Xiaomi MiMo is the first open source inference model of Xiaomi. It is specially designed for reasoning tasks and has excellent mathematical reasoning and code generation capabilities. The model performed well in the public evaluation sets of Mathematical Inference (AIME 24-25) and Code Competition (LiveCodeBench v5). With just 7B parameter scale, it surpassed larger models such as OpenAI's o1-mini and Alibaba Qwen's QwQ-32B-Preview. MiMo has significantly improved its reasoning capabilities through multi-level innovations in the pre-training and post-training stages, including data mining, training strategies and reinforcement learning algorithms. The open source of this model provides researchers and developers with powerful tools to drive the further development of artificial intelligence in the field of reasoning.
Demand population:
" Xiaomi MiMo is suitable for researchers, developers and enterprises that require efficient reasoning. Its powerful mathematical reasoning and code generation capabilities make it have a wide range of application prospects in academic research, software development, data analysis and education. For researchers, MiMo provides powerful reasoning tools that help drive research on artificial intelligence in the field of reasoning. For developers, MiMo can be integrated into various applications to improve the intelligence level of applications. For enterprises, MiMo can be used to optimize business processes and improve decision-making efficiency."

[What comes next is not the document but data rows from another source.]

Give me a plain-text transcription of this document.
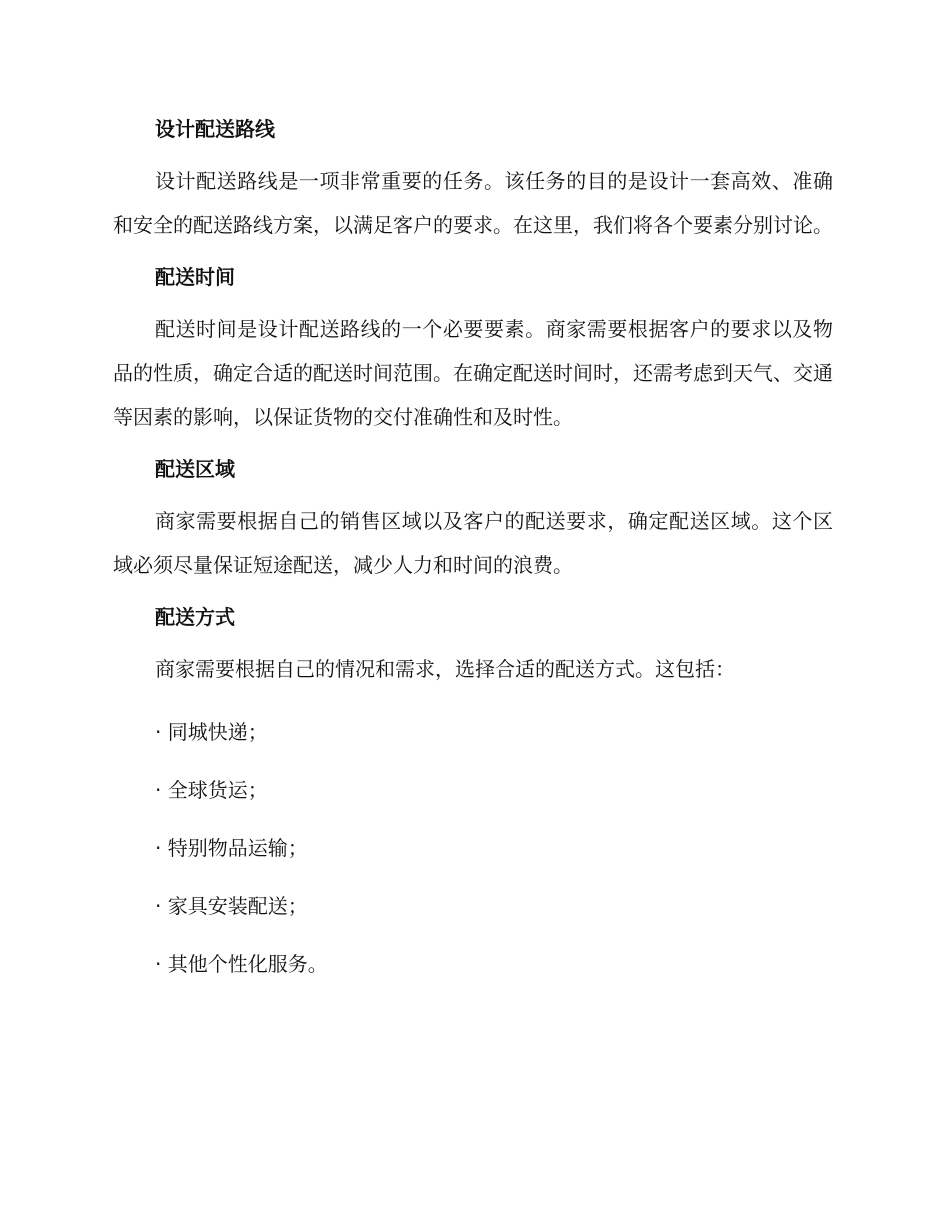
设计配送路线

设计配送路线是一项非常重要的任务。该任务的目的是设计一套高效、准确和安全的配送路线方案，以满足客户的要求。在这里，我们将各个要素分别讨论。

配送时间

配送时间是设计配送路线的一个必要要素。商家需要根据客户的要求以及物品的性质，确定合适的配送时间范围。在确定配送时间时，还需考虑到天气、交通等因素的影响，以保证货物的交付准确性和及时性。

配送区域

商家需要根据自己的销售区域以及客户的配送要求，确定配送区域。这个区域必须尽量保证短途配送，减少人力和时间的浪费。

配送方式

商家需要根据自己的情况和需求，选择合适的配送方式。这包括：

· 同城快递；
· 全球货运；
· 特别物品运输；
· 家具安装配送；
· 其他个性化服务。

Example of usage scenarios:
Researchers can use MiMo to conduct complex mathematical inference research to improve the performance of models on mathematical problems.
Developers can integrate MiMo into a code editor to provide programmers with real-time code suggestions and optimization solutions.
Enterprises can use MiMo’s inference capabilities to optimize business processes, such as risk assessment and forecasting in the financial field.
Product Features:
In the pre-training stage, we focus on mining rich inference corpus and synthesize about 200B tokens inference data to ensure that the model has seen more inference patterns.
Carry out three-stage training to gradually increase the training difficulty, with the total training volume reaching 25T tokens, and comprehensively improve the model's reasoning ability.
In the post-training stage, the Test Difficulty Driven Reward strategy is proposed to alleviate the reward sparse problem in difficult algorithm problems, and the Easy Data Re-Sampling strategy is introduced to stabilize RL training.
Design the Seamless Rollout system to accelerate RL training and verification, improving efficiency by 2.29 times and 1.96 times respectively.
MiMo-7B's performance is significantly ahead of other models of the same scale in the mathematical reasoning and code competition public assessment set.
The entire MiMo-7B series is open source and provides 4 models to HuggingFace for easy use by researchers and developers.
Technical details have been published on GitHub, including complete training reports and technical documents to facilitate community communication and further research.
The MiMo model was developed by Xiaomi's big model Core team, demonstrating Xiaomi's innovative capabilities and technical strength in the field of artificial intelligence.
Tutorials for use:
Visit the MiMo model page on HuggingFace:
Download and install the required version of MiMo model.
Use the API or tool provided by HuggingFace to load the model and perform inference tasks.
The model is fine-tuned as needed to suit a specific inference task or dataset.
Use MiMo's technical reports and documentation to gain insight into the training details and usage techniques of the model.